Turkey has so far taken in over 160,000 refugees who fled the IS assault around the town of Ain al-Arab, but Erdogan said it would be better if they could live safely in their own country.
The president also reaffirmed his call for a buffer zone and no-fly zone within Syria to protect Turkey's borders and the refugees. He also indicated ground forces could be needed. "It is not possible only from the air, there is also a ground dimension," he said.
Prime Minister Ahmet Davutoglu announced on Sunday that the government would send motions requesting extended mandates for military action in Iraq and Syria on Monday.
In a hugely rare intervention, Turkey's top general, Necdet Ozel, will speak to the cabinet on Tuesday, Davutoglu added. Parliament will then debate the mandates on Thursday, paving the way for military action, although what that will involve is still not clear.
Erdogan, who has long pressed for the ouster of Syria's President Bashar al-Assad, indicated that he did not think military action would be enough to thwart IS and long-term solutions were needed to solve political problems in Syria and Iraq.

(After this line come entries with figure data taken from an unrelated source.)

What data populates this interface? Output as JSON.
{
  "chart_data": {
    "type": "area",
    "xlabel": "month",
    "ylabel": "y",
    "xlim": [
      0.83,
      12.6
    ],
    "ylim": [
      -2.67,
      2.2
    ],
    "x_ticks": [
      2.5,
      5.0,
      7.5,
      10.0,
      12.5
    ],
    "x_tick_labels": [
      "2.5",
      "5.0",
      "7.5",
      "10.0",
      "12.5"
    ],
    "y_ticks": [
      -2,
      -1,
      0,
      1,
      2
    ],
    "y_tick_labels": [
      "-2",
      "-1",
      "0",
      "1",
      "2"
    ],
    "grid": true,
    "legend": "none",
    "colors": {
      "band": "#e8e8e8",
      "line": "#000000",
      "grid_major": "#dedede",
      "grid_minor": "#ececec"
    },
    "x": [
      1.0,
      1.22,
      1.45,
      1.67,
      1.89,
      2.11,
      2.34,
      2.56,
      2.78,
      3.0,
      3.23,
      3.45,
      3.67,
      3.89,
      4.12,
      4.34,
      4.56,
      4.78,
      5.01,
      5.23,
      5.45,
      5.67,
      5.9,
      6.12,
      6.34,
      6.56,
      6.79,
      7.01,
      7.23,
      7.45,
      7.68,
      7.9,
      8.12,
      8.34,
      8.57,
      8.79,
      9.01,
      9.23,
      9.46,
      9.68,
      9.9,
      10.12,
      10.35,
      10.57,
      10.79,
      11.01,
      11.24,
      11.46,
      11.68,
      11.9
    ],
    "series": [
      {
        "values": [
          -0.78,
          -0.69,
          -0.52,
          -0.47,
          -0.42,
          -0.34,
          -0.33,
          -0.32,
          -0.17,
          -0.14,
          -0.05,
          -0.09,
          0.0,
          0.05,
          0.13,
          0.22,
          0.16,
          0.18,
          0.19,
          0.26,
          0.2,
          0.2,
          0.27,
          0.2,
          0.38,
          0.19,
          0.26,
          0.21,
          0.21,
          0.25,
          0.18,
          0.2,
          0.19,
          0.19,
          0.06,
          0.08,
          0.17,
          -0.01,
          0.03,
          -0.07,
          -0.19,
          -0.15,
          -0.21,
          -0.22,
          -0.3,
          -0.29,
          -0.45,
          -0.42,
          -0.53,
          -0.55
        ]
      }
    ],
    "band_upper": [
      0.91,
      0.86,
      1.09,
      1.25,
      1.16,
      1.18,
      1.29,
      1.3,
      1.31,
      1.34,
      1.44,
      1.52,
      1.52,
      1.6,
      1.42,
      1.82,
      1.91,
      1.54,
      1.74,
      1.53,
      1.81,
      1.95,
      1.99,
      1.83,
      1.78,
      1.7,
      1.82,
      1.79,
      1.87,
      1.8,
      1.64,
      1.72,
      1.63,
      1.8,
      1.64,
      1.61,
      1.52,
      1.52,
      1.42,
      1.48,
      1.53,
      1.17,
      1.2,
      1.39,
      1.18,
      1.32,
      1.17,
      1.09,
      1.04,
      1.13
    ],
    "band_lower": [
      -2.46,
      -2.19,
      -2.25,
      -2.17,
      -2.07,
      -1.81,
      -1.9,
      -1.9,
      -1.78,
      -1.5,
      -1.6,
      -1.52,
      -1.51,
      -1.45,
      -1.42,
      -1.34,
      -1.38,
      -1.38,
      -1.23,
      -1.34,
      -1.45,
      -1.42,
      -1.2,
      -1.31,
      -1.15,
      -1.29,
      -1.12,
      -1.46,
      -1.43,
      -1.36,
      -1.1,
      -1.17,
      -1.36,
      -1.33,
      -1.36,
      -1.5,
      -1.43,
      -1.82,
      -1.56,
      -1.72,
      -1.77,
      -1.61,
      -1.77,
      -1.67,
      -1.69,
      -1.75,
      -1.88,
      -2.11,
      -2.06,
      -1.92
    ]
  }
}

"Dropping bombs from air only brings a temporary solution," he said, adding that co-ordinated action needs to be taken against IS in both Syria and Iraq, attacking Britain for only planning strikes on targets inside Iraq. "Instead of handling it this way, we should send our Syrian brothers to their own country through a safe zone."
Ankara has justified its low key role in the fight against IS by saying its hands were tied by concerns over the fate of dozens of Turkish hostages abducted by IS in Iraq. But these hostages were freed last weekend, prompting what Erdogan has acknowledged as a major change in Turkish policy.